The southwestern monsoon season has begun earlier than normal this year and has been stronger than normal. Looking at the 90-day outlook map, it appears that the forecast expects the monsoon moisture feed to continue into September. If this is the case, the monsoon season would last much longer than normal.
If this occurs, western Nebraska could see additional relief from its prolonged drought. Wetter than normal surface conditions going into the winter freeze would reduce wind erosion and increase the percentage of snow that would be available for runoff in the mountain regions next spring.
Jet Stream Pattern
The average jet stream position during the past three weeks places the mean storm track across the Dakotas eastward through the mid-Atlantic states. Nebraska has been on the northern fringe of the upper air high pressure situated over the south-central Rockies. This high pressure has meandered eastward on occasion, resulting in brief periods of above normal temperatures across the central and eastern Corn Belt.

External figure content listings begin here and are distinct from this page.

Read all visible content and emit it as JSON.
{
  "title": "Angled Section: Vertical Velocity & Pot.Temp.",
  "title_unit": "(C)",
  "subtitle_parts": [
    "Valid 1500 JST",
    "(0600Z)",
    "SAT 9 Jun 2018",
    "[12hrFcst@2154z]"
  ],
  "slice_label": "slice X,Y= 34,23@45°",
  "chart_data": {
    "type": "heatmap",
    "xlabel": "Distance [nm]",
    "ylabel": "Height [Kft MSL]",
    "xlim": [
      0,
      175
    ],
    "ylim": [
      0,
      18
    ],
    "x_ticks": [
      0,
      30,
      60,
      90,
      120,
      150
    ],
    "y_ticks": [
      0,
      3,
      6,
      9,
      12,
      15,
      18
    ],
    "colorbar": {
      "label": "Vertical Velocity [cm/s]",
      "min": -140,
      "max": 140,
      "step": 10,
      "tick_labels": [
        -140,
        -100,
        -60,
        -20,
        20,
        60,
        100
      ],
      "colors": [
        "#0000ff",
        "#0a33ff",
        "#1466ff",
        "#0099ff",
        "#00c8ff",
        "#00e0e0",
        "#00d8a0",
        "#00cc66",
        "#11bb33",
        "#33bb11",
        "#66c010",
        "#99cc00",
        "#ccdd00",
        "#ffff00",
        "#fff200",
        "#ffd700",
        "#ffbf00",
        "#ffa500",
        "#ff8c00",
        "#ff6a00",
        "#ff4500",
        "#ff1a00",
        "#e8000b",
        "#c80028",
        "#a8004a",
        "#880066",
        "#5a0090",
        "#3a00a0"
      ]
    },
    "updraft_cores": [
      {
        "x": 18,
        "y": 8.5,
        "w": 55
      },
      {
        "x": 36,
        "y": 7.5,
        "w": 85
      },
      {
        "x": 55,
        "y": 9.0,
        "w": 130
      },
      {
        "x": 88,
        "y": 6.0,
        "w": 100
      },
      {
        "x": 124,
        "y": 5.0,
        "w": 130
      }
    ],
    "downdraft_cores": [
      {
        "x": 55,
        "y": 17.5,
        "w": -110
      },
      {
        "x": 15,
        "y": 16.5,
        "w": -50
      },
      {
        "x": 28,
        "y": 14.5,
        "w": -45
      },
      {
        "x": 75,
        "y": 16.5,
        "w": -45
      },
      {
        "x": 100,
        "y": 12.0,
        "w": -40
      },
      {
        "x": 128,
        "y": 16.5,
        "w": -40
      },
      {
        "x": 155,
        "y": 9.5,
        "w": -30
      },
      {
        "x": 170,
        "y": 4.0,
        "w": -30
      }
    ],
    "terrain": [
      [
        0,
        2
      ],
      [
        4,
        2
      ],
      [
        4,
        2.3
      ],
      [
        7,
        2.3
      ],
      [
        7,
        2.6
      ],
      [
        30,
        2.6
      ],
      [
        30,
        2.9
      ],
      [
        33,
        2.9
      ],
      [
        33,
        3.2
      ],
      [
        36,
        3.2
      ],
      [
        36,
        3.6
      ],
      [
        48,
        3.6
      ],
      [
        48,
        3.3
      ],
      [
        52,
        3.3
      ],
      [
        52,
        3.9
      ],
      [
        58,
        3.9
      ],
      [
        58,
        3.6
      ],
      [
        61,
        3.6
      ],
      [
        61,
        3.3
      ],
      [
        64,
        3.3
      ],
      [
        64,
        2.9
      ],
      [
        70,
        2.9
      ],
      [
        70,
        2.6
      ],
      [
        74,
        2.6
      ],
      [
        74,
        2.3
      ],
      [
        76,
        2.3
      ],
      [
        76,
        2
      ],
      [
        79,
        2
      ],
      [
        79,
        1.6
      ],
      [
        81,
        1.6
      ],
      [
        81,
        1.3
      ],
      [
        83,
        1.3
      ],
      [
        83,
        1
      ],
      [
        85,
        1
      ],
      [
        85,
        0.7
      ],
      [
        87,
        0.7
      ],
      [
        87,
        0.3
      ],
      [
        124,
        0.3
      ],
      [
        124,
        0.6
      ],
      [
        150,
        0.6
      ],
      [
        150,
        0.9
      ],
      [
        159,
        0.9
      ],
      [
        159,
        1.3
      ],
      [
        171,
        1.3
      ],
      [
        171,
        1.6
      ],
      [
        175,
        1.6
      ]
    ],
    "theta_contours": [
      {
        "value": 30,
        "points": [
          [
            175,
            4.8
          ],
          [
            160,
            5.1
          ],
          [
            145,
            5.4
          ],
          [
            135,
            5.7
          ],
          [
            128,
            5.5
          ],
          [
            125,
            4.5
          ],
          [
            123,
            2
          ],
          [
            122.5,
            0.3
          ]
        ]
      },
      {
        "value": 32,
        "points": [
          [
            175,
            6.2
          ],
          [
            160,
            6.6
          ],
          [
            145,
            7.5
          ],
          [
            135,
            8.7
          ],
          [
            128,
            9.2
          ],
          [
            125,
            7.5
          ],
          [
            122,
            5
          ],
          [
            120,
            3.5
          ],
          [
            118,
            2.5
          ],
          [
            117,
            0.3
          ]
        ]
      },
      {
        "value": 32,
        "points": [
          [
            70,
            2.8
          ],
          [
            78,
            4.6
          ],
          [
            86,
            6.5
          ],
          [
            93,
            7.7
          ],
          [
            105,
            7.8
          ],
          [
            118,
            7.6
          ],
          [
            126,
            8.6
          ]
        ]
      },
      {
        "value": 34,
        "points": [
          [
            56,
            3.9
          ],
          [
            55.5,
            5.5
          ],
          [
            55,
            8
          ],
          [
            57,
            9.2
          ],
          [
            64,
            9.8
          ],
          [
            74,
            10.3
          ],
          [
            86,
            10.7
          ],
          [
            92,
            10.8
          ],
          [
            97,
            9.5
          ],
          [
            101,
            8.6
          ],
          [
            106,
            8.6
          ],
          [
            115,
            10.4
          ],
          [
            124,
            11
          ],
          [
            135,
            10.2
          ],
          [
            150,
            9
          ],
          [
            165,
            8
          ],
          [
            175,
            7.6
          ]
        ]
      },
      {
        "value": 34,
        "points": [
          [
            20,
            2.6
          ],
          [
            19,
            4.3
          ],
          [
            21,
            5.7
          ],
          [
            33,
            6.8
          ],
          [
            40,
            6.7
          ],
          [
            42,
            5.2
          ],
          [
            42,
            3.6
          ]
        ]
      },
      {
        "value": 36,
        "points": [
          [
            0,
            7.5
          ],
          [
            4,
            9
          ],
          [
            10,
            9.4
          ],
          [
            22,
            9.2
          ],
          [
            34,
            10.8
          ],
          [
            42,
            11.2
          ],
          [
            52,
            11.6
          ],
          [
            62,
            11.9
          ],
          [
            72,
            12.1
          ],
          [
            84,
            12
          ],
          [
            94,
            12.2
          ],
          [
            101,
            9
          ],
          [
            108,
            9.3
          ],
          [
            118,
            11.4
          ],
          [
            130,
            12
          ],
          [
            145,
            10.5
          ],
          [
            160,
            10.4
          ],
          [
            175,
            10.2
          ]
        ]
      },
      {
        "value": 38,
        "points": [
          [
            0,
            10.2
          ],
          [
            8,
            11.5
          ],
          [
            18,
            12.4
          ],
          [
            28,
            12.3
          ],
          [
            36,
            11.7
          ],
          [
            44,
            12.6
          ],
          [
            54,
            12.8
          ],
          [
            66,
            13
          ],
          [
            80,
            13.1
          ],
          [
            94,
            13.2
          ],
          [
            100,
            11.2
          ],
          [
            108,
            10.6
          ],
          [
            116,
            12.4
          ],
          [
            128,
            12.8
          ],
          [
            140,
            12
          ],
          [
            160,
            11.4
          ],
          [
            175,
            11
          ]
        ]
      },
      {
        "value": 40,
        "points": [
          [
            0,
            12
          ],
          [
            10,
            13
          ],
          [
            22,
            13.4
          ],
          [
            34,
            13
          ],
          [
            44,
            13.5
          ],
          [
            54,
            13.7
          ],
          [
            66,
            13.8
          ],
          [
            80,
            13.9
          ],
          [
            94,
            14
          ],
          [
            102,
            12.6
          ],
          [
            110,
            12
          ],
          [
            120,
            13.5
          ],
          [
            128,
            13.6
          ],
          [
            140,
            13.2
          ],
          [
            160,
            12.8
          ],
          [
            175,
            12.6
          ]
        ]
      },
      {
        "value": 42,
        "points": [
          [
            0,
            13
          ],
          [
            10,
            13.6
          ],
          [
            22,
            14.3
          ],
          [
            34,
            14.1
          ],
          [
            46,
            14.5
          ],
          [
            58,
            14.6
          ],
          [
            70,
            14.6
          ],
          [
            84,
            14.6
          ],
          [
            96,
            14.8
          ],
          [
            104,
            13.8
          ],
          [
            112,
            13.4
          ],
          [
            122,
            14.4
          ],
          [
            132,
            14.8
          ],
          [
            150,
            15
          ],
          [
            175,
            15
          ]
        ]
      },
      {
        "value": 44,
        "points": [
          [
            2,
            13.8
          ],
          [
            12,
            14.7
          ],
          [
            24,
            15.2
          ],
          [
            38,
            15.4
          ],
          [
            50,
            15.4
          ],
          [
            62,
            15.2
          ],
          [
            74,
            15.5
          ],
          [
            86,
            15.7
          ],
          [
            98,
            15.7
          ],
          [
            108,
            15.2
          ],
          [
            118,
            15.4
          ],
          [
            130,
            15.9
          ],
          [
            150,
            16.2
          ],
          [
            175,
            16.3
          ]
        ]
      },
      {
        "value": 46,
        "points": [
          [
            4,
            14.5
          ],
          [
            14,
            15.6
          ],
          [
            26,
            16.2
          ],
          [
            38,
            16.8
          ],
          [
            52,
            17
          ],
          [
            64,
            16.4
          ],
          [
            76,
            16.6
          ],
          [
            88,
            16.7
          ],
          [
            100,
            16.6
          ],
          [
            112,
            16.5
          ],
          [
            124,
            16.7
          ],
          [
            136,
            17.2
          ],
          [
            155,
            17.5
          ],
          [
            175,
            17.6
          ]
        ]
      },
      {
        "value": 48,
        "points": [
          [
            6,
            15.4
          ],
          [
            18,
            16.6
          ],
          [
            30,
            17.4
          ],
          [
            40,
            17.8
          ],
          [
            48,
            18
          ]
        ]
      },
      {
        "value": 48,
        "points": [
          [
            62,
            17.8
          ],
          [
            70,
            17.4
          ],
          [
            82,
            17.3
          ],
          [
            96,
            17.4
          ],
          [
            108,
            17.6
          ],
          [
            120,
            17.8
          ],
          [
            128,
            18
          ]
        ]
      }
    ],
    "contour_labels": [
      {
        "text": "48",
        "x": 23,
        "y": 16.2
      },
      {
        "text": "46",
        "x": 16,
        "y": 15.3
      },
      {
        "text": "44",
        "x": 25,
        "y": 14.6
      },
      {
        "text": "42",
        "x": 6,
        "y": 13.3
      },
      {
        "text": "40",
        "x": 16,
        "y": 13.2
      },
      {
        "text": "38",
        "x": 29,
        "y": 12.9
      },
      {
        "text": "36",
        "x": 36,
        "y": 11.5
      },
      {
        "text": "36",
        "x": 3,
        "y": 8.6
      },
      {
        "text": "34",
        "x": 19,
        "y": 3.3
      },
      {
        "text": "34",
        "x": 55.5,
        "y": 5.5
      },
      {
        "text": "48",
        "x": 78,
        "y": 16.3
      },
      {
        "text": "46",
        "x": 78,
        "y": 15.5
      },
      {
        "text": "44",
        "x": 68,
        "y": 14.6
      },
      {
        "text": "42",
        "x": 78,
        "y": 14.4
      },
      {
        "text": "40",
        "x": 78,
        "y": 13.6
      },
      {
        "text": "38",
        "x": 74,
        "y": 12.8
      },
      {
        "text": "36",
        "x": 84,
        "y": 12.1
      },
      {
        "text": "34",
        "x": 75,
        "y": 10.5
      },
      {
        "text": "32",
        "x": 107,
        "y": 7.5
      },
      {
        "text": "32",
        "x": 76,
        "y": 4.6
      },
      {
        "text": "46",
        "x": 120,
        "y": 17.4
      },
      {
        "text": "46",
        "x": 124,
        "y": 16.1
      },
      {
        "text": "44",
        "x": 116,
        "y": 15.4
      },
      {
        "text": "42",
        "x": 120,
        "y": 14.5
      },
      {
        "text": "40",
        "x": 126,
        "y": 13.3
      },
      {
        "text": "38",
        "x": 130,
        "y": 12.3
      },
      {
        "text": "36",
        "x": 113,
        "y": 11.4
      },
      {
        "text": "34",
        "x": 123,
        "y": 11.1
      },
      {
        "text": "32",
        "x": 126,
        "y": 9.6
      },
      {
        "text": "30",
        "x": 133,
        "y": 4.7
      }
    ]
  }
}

Intense heat has been confined to the southern High Plains region.
Upper air lows have moved along the periphery of the upper air ridge about once a week, bringing heavy moisture to the Dakotas eastward into the Great Lakes region. As these lows move eastward, the upper air ridge is pushed back toward the southwest, allowing for low intensification over the Great Lakes. When these lows intensify, cooler than normal temperatures are funneling as far southward as Kentucky and Tennessee.
Although these cold outbreaks are short-lived, they present an ominous sign toward the potential for more significant cold air as we approach the end of August. In fact, if this pattern continues through August, the upper Midwest, including Minnesota, Wisconsin, and northern Iowa, is likely to have an earlier than normal freeze.
Cold air is already beginning to pool in the extreme northern Hudson Bay region, with low temperatures flirting with the freezing mark. If this trend continues and extends southward, it will be an even stronger indicator of an early freeze.